Drilling down into the actual use or integration of patient health information that's electronically exchanged, about one-third of hospitals (36 percent) reported that their providers "rarely" or "never" use patient health information received electronically from outside their hospital system when treating their patients. Less than one-fifth (18 percent) cited that their providers “often” use patient health information received electronically from outside their hospital system when treating their patients. And, about one-third (35 percent) said that their providers “sometimes” used patient information received from outside sources.

The most common reason for not using such information related to the inability to access the information from within their EHR, whether that was due to clinical workflow or inability to integrate data from outside sources into the EHR. Of the hospitals who reported that providers "rarely" or "never" used patient health information received electronically from outside providers, 53 reported information was not available to view in the EHR as part of clinicians’ workflow, and another 45 percent cited difficulty in integrating information into EHRs.

In addition, 40 percent of hospitals who reported "rarely" or "never" using health information received electronically from providers outside their health systems cited that the information was not always available. And, 29 percent reported that information was not presented in a useful format, while 11 percent of hospitals reported that they did not trust the accuracy of information received from outside sources.

The ONC data brief also used the AHA survey information to look at barriers to the exchange and use of health information. The most frequently identified barrier, according to the AHA survey data, related to the capabilities of exchange partners’ EHR systems. Most of the reasons given were technical. For instance, more than half of hospitals reported that their exchange partners’ EHR system lacks capability to receive data as the key issue when trying to electronically send, receive or find health information to/from other care settings or organizations. And, 53 percent cited that their exchange partner lacked an EHR system or other system to receive data.

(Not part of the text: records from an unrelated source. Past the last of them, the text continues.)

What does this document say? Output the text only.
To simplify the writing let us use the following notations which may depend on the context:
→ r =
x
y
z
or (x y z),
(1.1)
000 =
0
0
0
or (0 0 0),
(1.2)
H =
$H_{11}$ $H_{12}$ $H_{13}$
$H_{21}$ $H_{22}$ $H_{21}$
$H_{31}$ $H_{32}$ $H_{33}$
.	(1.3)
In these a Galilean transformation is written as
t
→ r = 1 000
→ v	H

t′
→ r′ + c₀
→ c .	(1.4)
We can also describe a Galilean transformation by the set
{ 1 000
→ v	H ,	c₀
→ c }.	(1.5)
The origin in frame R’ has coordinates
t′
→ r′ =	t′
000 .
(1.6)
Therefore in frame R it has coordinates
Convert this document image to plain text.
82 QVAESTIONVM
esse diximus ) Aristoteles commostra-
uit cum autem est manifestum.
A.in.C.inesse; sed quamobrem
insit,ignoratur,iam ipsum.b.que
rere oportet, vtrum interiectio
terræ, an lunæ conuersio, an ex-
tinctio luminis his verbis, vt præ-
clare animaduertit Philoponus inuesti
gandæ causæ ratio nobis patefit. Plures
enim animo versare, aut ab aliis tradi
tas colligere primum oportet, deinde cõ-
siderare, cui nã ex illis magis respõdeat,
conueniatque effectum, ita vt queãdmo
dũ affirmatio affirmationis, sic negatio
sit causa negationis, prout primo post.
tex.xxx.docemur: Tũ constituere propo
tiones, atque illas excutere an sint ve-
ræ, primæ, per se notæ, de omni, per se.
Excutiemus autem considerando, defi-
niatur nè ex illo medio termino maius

About half of hospitals in 2015 reported experiencing greater challenges exchanging across different vendor platforms (46 percent) and difficulty finding providers’ address (49 percent).

Other technical interoperability barriers that were identified by hospital respondents included difficulty matching or identifying patients (33 percent); lack of capability to electronically receive data from outside sources (14 percent) and lack of capability to electronically send data to outside sources (8 percent).

And, hospital respondents also identified a number of operational barriers, such as cumbersome workflow to send from the EHR system (32 percent) and that recipients of care summaries report that the information is not useful (31 percent).

Financial barriers also were cited. A quarter of hospital respondents cited that additional costs to exchange with outside providers or settings was a barrier to health data exchange.

Between 2014 and 2015, the rate of hospitals reporting difficulty with patient matching significantly increased by nine percentage points, higher than any other barrier.

“Continued increases in the interoperable exchange and use of health information from outside sources along with the availability of information are important to the success of care transformation efforts nationwide, which will likely expand with the implementation of the MACRA. However, there is still significant progress to be made to improve the use of exchanged information and to address barriers to interoperability,” ONC stated in the data brief.